Evolution of ligand binding region of Mincle CRD. A Maximum likelihood tree for amino acid sequences inferred from the BLAST top 10 hits for searching Mincle homologues in amphibians and reptiles. The numbers beside each node indicate bootstrap values calculated with 1000 replications. Amphibian-derived molecules and reptile-derived molecules are highlighted in cyan and green, respectively. Molecules in the same clade with trMincle are indicated as the trMincle group, and those in the same clade with huMincle and boMincle are indicated as the mammalian Mincle group. Human Dectin-1 (huDecin-1) was used as an outgroup. Dali Z-score distributions of B amphibian Mincle homologues and C reptilian Mincle homologues in Dali search. Dali Z-scores were calculated by comparing the structures of the AlphaFold3-predicted CRD structure of Mincle homologues and the crystal structure of huMincle or boMincle. D Superposition of boMincle (PDB ID: 4KZV) (brown) and amphibian Mincle homologues (cyan). The structures were superposed according to the positions of calcium ions in their putative sugar-binding pockets. Structures in trMincle groups and mammalian Mincle groups are shown in the left and right panels, respectively. Individual structures viewed from the same angle are shown in Supplementary Fig. 2C. Trehalose bound in the sugar-binding pocket of boMincle is shown in a stick model. Calcium ion is shown in a sphere model. E Superposition of boMincle (PDB ID: 4KZV) (brown) and reptilian Mincle homologues (green). The structures are superposed according to the positions of calcium ions in their putative sugar-binding pockets. Structures that have steric clashes with trehalose (clash (+)) and those without steric clash (clash (–)) are shown in the left and right panels, respectively. The arrow in the clash (+) panel indicates the location of the clash observed in the structure. Structures of the sugar-binding pocket in individual reptilian protein viewed from the same angle are shown in Supplementary Fig. 2D. Trehalose and calcium ions are shown in a stick model and in a sphere model, respectively. F Scheme that shows the widening of the sugar-binding pocket and the broadened capacity of expected ligands during evolution

Next, to compare the sugar-binding pocket, we superposed trehalose-bound boMincle CRD structures (PDB ID: 4KZV) onto predicted structures of amphibian and reptile homologues, by aligning the sugar-binding pockets’ calcium ions (Fig. 4D, E). Amphibian Mincle in the same clade as the mammalian Mincle had broad sugar-binding pockets, big enough to bind disaccharides (Fig. 4D, Supplementary Fig. 2C). In contrast, amphibian Mincle in the same clade with trMincle had narrower binding pockets, similar to trMincle (Fig. 4D, Supplementary Fig. 2C). Reptile Mincle had, overall, broader sugar-binding pockets than trMincle; however, some still had steric clashes with a trehalose (Fig. 4E, Supplementary Fig. 2D).
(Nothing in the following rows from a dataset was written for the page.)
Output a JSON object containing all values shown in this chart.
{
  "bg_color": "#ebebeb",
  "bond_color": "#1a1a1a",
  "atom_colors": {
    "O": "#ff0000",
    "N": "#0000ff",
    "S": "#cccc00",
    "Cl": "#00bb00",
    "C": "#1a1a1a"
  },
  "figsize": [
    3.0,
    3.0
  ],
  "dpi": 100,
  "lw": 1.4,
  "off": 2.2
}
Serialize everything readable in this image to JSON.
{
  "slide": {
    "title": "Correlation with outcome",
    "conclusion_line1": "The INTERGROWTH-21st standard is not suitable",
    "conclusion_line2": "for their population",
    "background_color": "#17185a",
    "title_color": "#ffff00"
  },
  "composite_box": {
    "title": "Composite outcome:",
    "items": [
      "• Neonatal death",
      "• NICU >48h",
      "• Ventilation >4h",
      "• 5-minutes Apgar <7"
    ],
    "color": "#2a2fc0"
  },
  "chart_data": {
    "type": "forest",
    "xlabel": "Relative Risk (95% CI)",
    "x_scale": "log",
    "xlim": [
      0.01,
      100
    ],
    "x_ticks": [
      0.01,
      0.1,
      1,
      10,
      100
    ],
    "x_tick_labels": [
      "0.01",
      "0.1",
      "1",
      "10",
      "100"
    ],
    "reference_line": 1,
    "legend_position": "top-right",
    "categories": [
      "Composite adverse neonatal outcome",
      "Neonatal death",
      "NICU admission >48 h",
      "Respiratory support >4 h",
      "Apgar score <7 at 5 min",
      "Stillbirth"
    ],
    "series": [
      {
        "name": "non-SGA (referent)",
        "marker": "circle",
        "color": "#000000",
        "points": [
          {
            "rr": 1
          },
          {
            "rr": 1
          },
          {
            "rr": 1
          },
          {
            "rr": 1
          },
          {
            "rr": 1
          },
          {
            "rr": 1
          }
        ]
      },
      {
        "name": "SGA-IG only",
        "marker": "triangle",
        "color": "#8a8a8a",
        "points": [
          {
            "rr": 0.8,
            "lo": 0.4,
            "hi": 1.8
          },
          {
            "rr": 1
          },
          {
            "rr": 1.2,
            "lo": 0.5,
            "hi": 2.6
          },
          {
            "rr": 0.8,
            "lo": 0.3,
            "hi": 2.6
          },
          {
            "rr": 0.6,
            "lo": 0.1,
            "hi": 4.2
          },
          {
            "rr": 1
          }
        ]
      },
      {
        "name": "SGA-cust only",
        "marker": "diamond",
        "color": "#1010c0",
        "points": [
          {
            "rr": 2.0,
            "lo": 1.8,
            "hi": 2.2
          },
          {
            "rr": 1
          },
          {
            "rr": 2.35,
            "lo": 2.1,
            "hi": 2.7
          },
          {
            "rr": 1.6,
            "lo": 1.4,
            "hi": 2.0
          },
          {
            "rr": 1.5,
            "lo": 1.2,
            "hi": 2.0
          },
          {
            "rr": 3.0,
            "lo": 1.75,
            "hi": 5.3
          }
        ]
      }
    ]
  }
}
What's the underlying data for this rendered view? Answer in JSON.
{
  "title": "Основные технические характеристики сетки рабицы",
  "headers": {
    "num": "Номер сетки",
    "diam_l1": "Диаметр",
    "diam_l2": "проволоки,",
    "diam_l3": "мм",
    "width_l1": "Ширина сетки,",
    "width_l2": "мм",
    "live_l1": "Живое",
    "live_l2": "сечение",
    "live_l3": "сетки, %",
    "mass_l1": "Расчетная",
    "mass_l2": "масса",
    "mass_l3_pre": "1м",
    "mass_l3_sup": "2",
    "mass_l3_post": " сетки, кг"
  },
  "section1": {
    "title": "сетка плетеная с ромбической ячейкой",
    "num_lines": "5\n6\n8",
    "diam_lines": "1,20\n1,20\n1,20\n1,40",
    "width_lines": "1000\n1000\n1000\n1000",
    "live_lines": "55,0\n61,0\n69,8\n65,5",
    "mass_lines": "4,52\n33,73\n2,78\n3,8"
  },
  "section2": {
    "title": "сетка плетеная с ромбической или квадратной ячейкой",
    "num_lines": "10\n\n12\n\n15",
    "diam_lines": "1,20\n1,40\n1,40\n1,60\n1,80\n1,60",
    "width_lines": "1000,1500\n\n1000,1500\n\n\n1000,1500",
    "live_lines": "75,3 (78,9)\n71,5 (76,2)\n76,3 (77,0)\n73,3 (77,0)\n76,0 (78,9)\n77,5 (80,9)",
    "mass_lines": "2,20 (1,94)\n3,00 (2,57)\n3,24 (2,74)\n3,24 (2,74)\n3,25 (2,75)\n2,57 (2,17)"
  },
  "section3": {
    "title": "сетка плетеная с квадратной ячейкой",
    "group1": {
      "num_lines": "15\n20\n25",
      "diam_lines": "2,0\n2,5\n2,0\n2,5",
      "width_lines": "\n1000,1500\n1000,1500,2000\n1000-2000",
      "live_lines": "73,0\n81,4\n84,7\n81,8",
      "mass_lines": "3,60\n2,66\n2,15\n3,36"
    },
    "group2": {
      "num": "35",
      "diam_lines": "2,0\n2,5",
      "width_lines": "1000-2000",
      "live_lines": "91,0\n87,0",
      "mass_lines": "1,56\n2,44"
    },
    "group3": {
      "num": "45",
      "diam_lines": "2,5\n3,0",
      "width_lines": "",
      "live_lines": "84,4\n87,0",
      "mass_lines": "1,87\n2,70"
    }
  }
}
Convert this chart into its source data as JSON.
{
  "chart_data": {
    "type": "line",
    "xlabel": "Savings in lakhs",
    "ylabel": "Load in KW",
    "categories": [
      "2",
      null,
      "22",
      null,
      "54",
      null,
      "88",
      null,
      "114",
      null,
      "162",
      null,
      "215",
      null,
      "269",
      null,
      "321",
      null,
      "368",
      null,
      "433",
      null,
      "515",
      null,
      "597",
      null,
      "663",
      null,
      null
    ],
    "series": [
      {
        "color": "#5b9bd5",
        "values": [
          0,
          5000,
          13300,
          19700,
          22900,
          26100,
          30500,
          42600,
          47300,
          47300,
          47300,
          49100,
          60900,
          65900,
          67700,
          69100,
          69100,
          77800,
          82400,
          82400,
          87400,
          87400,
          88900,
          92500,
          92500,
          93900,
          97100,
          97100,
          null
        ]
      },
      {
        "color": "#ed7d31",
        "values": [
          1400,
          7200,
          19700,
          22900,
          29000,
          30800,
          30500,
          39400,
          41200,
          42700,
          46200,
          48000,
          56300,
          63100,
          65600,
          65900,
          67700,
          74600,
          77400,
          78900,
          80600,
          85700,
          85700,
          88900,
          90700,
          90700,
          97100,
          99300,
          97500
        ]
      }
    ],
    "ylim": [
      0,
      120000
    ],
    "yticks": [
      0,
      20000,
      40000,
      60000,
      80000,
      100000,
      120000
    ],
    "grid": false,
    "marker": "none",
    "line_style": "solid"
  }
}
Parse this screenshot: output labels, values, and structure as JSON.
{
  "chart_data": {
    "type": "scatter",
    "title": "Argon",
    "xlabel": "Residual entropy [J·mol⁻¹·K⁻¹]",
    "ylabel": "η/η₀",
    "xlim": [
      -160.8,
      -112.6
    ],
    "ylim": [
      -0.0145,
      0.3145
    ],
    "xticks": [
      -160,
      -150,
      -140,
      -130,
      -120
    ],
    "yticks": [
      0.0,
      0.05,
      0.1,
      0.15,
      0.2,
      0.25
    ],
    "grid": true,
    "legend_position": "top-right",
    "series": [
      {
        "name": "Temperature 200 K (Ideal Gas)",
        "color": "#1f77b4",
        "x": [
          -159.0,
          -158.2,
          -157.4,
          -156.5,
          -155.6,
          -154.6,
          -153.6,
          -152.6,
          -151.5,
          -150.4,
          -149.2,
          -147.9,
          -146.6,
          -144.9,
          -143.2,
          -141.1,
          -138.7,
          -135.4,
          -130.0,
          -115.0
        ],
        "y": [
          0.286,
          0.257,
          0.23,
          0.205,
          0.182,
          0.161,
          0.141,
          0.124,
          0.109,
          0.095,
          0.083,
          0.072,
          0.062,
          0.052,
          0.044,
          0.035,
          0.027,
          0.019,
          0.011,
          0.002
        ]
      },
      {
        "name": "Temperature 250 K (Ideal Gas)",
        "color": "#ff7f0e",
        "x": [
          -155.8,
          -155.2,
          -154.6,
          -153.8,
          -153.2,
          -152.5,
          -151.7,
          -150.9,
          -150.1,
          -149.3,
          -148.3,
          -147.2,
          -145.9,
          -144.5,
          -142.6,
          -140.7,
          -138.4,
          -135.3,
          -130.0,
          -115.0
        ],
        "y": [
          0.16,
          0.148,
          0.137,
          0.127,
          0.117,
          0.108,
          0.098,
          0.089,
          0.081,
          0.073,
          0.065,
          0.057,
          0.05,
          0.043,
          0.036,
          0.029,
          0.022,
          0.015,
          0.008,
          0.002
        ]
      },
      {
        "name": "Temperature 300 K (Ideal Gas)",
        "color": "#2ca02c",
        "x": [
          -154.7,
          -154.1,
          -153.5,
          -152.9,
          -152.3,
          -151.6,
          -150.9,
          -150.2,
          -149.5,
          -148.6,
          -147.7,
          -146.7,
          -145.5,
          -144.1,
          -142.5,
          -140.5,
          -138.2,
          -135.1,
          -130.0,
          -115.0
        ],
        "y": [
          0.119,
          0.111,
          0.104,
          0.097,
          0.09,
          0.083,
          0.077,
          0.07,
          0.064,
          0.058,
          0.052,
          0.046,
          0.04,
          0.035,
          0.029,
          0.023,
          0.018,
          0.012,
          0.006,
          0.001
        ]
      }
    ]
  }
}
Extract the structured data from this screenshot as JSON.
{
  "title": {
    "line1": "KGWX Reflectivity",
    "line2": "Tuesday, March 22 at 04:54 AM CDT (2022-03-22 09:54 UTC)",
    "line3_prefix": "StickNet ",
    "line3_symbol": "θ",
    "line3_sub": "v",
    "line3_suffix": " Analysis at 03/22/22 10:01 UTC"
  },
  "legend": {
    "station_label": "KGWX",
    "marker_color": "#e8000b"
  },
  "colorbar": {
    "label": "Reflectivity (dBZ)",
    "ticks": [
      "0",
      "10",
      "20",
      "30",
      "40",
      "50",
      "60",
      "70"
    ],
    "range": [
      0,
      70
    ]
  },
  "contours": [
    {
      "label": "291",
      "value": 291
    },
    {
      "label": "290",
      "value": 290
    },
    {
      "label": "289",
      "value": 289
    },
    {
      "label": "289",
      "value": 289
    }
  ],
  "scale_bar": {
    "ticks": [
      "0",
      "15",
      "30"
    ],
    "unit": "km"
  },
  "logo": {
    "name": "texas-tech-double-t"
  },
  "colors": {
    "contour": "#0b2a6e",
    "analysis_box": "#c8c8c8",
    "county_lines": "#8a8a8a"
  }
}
In sharp contrast to mammalian Mincle that possessed a wide sugar-binding pocket, most of the fish Mincle were predicted to possess narrower pockets (Supplementary Fig. 2 E, F). Proteins with or without steric clashes were further classified as two distinct groups according to the phylogenetic analysis (Fig. 4A, E). These data suggest the widening of the sugar-binding pocket during evolution.